Saat hati bersih, dia akan mampu memimpin indera-indera yang lain termasuk akal. Saat hati kotor, kepemimpinan itu akan diambil alih oleh nafsu yang dibisiki oleh syaithon yang ada di sekitar hati, entah itu setan dari golongan jin maupun manusia. Nah, bagaimana cara membersihkan hati ini sebelum memulai sebuah proses pembelajaran? 

Permasalahan yang terjadi adalah hati yang dimaksud di sini bukanlah hati yang berbentuk fisik yang ada dalam diri kita yang bisa ditranspalasi, tetapi hati yang menjadi bagian dari ruh, hati yang ada dalam jiwa.

Yang saya fahami dari penjelasan Prof. Suprayogo dan ditambah dengan pemahaman saya dari Dr. Miftah (bisa jadi pemahaman saya salah), bahwa cara untuk membersihkan hati adalah apa yang sudah diajarkan oleh Islam itu. Makna tersirat dari rukun Islam. Syahadat yang kita baca, secara substansi sebenarnya mengajarkan kepada kita bagaimana caranya untuk menghamba secara murni kepada Tuhan Yang Maha Esa, bukan kepada yang lain. Mengajarkan cinta secara tulus kepada Rasulullah, Nabi Muhammad sebagai perantara antara makhluk dan Tuhan dan teladan itu sangat nyata dalam diri Beliau.
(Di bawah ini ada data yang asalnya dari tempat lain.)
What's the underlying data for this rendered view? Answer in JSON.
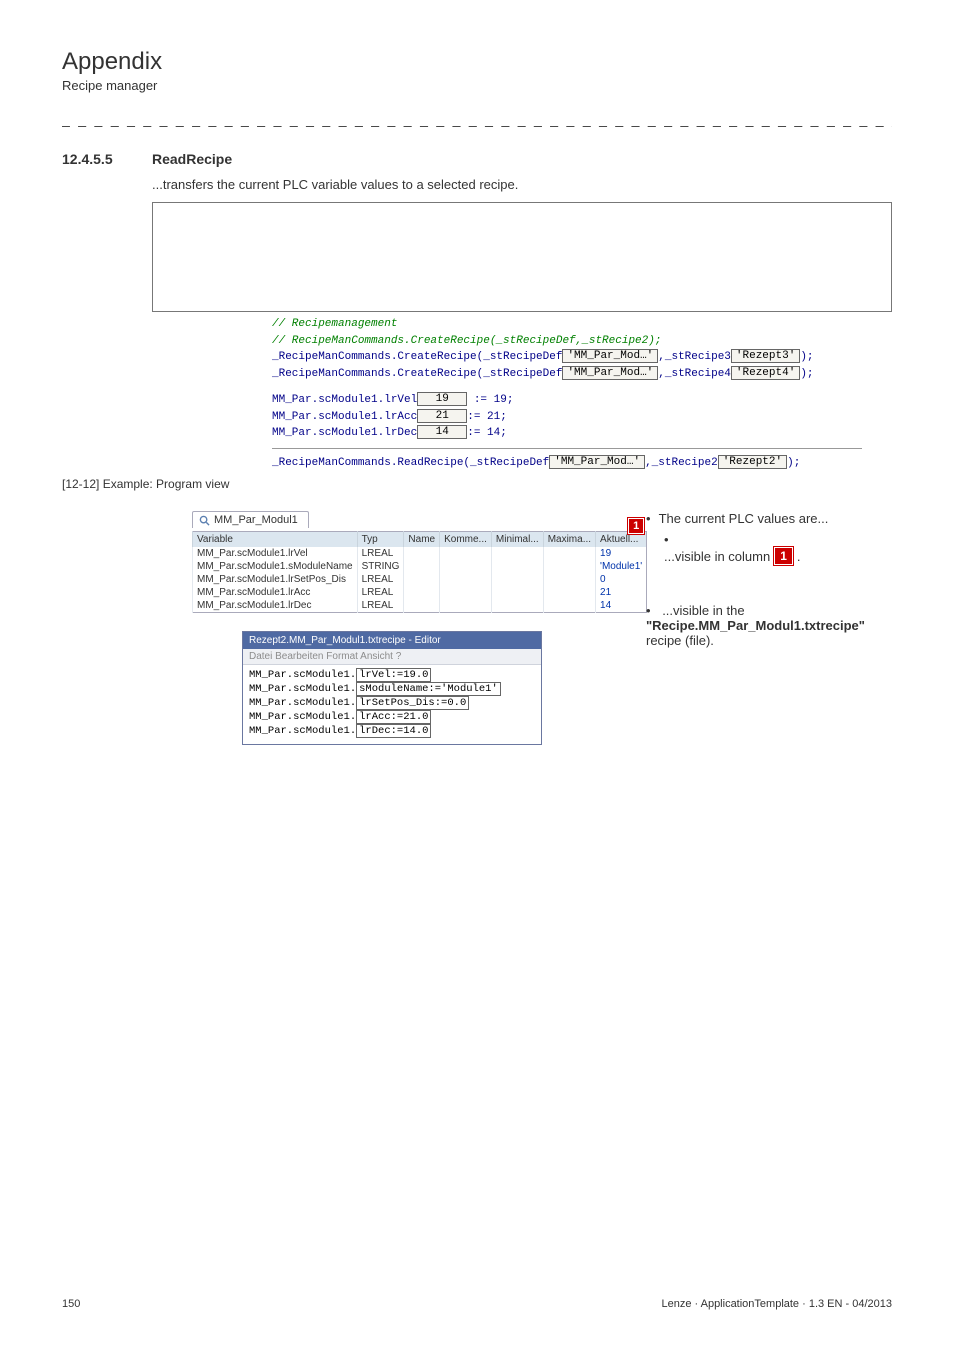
{
  "header": {
    "title": "Appendix",
    "subtitle": "Recipe manager"
  },
  "dash": "_ _ _ _ _ _ _ _ _ _ _ _ _ _ _ _ _ _ _ _ _ _ _ _ _ _ _ _ _ _ _ _ _ _ _ _ _ _ _ _ _ _ _ _ _ _ _ _ _ _ _ _ _ _ _ _ _ _ _ _ _ _ _ _",
  "section": {
    "number": "12.4.5.5",
    "title": "ReadRecipe",
    "desc": "...transfers the current PLC variable values to a selected recipe."
  },
  "code": {
    "c1": "// Recipemanagement",
    "c2": "// RecipeManCommands.CreateRecipe(_stRecipeDef,_stRecipe2);",
    "l1a": "_RecipeManCommands.CreateRecipe(_stRecipeDef",
    "l1b": "'MM_Par_Mod…'",
    "l1c": ",_stRecipe3",
    "l1d": "'Rezept3'",
    "l1e": ");",
    "l2a": "_RecipeManCommands.CreateRecipe(_stRecipeDef",
    "l2b": "'MM_Par_Mod…'",
    "l2c": ",_stRecipe4",
    "l2d": "'Rezept4'",
    "l2e": ");",
    "v1a": "MM_Par.scModule1.lrVel",
    "v1b": "19",
    "v1c": "  := 19;",
    "v2a": "MM_Par.scModule1.lrAcc",
    "v2b": "21",
    "v2c": ":= 21;",
    "v3a": "MM_Par.scModule1.lrDec",
    "v3b": "14",
    "v3c": ":= 14;",
    "r1a": "_RecipeManCommands.ReadRecipe(_stRecipeDef",
    "r1b": "'MM_Par_Mod…'",
    "r1c": ",_stRecipe2",
    "r1d": "'Rezept2'",
    "r1e": ");"
  },
  "caption": "[12-12]  Example: Program view",
  "tab": {
    "label": "MM_Par_Modul1"
  },
  "grid": {
    "headers": [
      "Variable",
      "Typ",
      "Name",
      "Komme...",
      "Minimal...",
      "Maxima...",
      "Aktuell..."
    ],
    "rows": [
      [
        "MM_Par.scModule1.lrVel",
        "LREAL",
        "",
        "",
        "",
        "",
        "19"
      ],
      [
        "MM_Par.scModule1.sModuleName",
        "STRING",
        "",
        "",
        "",
        "",
        "'Module1'"
      ],
      [
        "MM_Par.scModule1.lrSetPos_Dis",
        "LREAL",
        "",
        "",
        "",
        "",
        "0"
      ],
      [
        "MM_Par.scModule1.lrAcc",
        "LREAL",
        "",
        "",
        "",
        "",
        "21"
      ],
      [
        "MM_Par.scModule1.lrDec",
        "LREAL",
        "",
        "",
        "",
        "",
        "14"
      ]
    ],
    "badge": "1"
  },
  "editor": {
    "title": "Rezept2.MM_Par_Modul1.txtrecipe - Editor",
    "menu": "Datei   Bearbeiten   Format   Ansicht   ?",
    "l1a": "MM_Par.scModule1.",
    "l1b": "lrVel:=19.0",
    "l2a": "MM_Par.scModule1.",
    "l2b": "sModuleName:='Module1'",
    "l3a": "MM_Par.scModule1.",
    "l3b": "lrSetPos_Dis:=0.0",
    "l4a": "MM_Par.scModule1.",
    "l4b": "lrAcc:=21.0",
    "l5a": "MM_Par.scModule1.",
    "l5b": "lrDec:=14.0"
  },
  "bullets": {
    "b1": "The current PLC values are...",
    "b1sub_a": "...visible in column ",
    "b1sub_b": ".",
    "badge": "1",
    "b2": "...visible in the",
    "b2b": "\"Recipe.MM_Par_Modul1.txtrecipe\"",
    "b2c": " recipe (file)."
  },
  "footer": {
    "page": "150",
    "right": "Lenze · ApplicationTemplate · 1.3 EN - 04/2013"
  }
}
Ketika Siti 'Aisyah ditanya, "bagaimana akhlaknya Rosulullah", beliau menjawab, "akhlaknya adalah al-qur'an". Rasulullah adalah al-qur'an yang berjalan dan selalu menjadi suri teladan yang baik buat alam semesta. Bentuk implementasi dari syahadat ini adalah menjadi manusia yang berakhlak baik. Kita sebagai hamba Allah dan umatnya Rasulullah semestinya mencintai seluruh hambaNya dan seluruh umat Rasulullah, siapapun mereka. Allah Swt. saja selalu memberikan kasih sayang kepada siapapun walaupun dia seorang Atheis. Ini adalah makna dari syahadat kita.

Nah, makna kedua dari rukun yang kedua adalah sholat. Secara bahasa, Prof. Imam Suprayogo menjelaskan, apa sih sholat itu? Apa yang anda fikirkan ketika shalat? Siapa yang hadir di sana? 

Dari pertanyaan ini, saya malah tersenyum sendiri dan beliau malah mengajukan pertanyaan itu ke saya secara langsung, saya menjawab seadanya, "cara terbaik menemukan barang yang hilang, terkadang, ya lewat sholat Prof. hehe". Biasanya saat sholat fikiran malah gak karuan, ke mana-mana. Ingat jemuran menjelang hujan. Ingat barang yang hilang, dan lain-lain. Jangankan khusyuk, yang terjadi malah untuk menghitung rakaatnya saja terkadang lupa.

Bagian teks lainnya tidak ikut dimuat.